Energi Juang News, Jakarta- Aktivitas pembangunan yang diduga bagian dari proyek Perumahan Fatimah di Kasang Pudak, Kumpeh Ulu, menuai perhatian serius.
Di tengah pembangunan yang terus berjalan, muncul pertanyaan mendasar:
apakah proyek ini sudah sesuai prosedur hukum?
Salah satu Ketua RT menyebut:
“Belum ado izin secara tertulis ke saya.”

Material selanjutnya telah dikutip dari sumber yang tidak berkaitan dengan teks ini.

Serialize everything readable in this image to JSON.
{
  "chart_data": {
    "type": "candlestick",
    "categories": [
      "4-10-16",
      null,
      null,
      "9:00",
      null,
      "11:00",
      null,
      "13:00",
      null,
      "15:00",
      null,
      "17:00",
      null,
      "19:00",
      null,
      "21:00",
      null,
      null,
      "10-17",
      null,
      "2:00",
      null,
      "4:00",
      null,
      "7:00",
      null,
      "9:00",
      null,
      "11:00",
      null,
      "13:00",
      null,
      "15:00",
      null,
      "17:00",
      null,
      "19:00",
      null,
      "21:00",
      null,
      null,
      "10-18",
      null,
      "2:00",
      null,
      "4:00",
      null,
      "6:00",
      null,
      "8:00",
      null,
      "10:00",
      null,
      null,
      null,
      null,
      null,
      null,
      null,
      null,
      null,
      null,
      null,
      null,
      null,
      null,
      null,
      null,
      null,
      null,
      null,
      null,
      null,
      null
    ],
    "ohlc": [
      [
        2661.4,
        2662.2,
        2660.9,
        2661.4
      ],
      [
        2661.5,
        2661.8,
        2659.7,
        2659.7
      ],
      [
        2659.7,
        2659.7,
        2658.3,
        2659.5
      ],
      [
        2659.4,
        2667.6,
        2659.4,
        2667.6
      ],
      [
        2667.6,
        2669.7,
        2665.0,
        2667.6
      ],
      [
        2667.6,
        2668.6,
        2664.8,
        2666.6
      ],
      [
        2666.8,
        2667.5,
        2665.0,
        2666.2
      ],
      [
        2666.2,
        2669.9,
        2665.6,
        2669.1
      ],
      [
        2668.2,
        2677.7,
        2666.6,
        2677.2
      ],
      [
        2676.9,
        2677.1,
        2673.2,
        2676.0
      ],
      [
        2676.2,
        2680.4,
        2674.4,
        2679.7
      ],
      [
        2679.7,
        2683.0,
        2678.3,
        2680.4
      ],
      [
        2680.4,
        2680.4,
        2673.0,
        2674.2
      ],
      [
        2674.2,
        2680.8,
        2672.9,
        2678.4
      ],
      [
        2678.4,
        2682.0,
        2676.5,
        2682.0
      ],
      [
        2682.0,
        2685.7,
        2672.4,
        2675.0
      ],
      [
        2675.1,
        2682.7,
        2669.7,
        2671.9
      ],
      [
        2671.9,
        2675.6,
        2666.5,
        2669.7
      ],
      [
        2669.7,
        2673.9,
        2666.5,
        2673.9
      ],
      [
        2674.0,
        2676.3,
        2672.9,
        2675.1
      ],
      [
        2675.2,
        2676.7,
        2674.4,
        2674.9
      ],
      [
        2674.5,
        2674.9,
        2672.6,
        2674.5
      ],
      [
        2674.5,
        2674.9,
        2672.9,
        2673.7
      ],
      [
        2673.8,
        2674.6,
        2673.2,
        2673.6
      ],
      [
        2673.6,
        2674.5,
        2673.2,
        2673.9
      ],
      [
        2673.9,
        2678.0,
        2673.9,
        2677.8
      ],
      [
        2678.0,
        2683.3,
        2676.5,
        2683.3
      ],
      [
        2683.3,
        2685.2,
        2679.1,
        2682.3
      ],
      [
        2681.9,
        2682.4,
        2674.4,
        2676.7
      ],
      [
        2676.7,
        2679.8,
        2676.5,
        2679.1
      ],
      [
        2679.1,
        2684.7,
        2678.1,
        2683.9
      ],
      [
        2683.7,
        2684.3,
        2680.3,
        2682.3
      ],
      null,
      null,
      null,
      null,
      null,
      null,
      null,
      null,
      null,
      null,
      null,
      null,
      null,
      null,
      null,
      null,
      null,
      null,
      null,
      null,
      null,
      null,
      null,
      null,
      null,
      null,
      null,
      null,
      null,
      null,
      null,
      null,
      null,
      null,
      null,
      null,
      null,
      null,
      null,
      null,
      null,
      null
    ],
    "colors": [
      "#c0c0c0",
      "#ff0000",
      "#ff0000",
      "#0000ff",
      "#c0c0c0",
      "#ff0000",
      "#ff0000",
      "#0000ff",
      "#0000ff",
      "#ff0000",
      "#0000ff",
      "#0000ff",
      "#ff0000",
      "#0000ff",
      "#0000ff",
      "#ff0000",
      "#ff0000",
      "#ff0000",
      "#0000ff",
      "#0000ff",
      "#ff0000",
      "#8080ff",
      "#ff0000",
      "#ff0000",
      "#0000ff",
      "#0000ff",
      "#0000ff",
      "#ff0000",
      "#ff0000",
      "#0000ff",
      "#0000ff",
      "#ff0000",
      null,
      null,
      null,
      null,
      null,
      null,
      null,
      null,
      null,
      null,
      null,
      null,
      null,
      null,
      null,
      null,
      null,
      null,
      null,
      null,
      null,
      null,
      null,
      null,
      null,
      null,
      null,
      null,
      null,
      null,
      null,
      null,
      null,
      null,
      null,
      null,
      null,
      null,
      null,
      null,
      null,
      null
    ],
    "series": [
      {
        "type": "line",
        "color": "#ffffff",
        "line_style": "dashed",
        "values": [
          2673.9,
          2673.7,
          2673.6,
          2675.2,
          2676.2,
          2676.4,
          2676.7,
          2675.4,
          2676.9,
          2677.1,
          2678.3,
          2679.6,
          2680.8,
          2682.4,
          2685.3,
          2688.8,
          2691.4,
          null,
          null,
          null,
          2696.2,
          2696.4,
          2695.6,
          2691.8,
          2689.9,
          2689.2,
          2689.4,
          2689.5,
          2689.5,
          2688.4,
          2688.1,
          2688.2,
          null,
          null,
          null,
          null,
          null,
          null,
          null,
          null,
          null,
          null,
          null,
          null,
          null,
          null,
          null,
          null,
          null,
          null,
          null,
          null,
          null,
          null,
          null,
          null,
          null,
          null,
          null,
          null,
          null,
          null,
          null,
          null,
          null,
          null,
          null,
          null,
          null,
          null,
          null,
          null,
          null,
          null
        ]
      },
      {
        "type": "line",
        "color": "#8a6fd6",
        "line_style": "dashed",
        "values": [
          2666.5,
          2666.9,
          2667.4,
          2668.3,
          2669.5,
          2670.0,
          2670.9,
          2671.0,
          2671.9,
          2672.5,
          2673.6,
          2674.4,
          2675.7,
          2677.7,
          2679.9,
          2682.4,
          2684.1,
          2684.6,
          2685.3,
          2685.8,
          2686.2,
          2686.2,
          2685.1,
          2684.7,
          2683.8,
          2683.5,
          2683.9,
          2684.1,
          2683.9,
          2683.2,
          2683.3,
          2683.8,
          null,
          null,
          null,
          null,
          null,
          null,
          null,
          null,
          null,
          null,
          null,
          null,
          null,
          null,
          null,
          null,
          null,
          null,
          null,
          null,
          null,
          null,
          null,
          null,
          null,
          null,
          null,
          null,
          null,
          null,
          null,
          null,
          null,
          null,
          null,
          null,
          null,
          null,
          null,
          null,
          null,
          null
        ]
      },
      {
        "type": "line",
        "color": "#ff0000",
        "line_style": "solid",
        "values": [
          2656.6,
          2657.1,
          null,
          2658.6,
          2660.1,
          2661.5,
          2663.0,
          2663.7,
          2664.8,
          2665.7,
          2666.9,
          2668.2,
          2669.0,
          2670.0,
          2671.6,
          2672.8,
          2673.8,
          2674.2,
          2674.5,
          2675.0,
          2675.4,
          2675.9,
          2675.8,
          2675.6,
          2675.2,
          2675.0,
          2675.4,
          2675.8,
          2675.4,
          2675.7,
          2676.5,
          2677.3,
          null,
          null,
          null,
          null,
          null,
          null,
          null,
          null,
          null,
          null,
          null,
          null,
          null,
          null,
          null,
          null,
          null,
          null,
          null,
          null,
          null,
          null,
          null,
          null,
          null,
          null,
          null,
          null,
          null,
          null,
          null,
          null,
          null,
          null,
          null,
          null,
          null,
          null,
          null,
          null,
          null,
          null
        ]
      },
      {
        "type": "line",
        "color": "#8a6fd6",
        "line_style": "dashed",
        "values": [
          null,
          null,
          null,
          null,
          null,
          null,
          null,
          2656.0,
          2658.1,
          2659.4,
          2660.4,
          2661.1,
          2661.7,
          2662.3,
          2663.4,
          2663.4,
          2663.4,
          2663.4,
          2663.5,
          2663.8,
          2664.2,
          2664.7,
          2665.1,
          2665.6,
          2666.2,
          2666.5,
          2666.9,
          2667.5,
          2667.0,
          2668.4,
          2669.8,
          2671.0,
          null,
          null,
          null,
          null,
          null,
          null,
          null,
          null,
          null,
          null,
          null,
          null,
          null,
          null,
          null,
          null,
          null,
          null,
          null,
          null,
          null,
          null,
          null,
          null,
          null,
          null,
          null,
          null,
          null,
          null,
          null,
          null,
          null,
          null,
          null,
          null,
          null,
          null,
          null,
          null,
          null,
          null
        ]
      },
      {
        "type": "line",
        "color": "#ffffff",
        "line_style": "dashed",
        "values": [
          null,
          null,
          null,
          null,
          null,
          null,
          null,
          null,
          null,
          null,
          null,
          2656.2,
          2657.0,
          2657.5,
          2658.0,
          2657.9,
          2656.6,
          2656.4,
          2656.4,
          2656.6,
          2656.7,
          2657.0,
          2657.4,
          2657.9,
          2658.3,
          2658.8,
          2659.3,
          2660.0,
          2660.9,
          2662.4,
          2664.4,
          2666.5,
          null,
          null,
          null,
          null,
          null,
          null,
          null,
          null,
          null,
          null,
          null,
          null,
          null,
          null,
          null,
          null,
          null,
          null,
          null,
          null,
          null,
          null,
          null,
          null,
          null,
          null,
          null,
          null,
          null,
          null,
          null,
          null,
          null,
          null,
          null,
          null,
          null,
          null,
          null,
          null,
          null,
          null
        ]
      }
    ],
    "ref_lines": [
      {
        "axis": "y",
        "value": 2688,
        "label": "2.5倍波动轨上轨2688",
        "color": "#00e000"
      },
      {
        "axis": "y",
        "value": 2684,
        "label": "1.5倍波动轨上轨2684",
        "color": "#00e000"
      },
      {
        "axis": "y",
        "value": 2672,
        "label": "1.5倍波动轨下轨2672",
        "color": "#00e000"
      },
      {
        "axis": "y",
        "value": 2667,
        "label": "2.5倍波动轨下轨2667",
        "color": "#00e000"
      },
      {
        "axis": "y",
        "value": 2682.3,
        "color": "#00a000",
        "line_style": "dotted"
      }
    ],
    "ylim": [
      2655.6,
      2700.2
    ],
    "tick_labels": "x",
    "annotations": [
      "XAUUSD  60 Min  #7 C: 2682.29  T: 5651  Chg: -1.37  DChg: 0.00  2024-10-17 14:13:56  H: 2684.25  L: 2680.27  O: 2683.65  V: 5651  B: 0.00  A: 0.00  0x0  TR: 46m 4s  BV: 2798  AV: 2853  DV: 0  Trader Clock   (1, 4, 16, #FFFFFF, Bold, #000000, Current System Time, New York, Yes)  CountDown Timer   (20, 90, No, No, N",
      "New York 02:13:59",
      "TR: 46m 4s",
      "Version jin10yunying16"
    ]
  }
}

Temuan lapangan menunjukkan:
Pembangunan rumah contoh di Rt 20 sudah berjalan
Akses jalan dibuka
Warga sempat melakukan pemortalan jalan di Rt 27, tempat proyek perumahan Fatimah di Rt 28, akses jalan satu satunya di tutup.
Sementara itu, muncul dugaan:
Status lahan di RT 20 belum sepenuhnya jelas
Perizinan dasar diduga belum transparan
Koordinasi dengan lingkungan belum optimal
Dewan Pimpinan Wilayah PWDPI Jambi resmi meminta klarifikasi ke instansi terkait.
Risma Pasaribu (PWDPI Jambi):
“Pengembang wajib taat hukum dan taat prosedur. Tidak boleh ada praktik bangun dulu, izin belakangan.”
“Kalau izin sudah lengkap, buka ke publik. Kalau belum, ini harus jadi perhatian serius.”
Persoalan ini bukan sekadar pembangunan perumahan,
tetapi menyangkut kepastian hukum, hak masyarakat, dan potensi konflik sosial.
Publik kini menunggu:
apakah semuanya sudah sesuai aturan,
atau ada yang belum dijelaskan secara terbuka?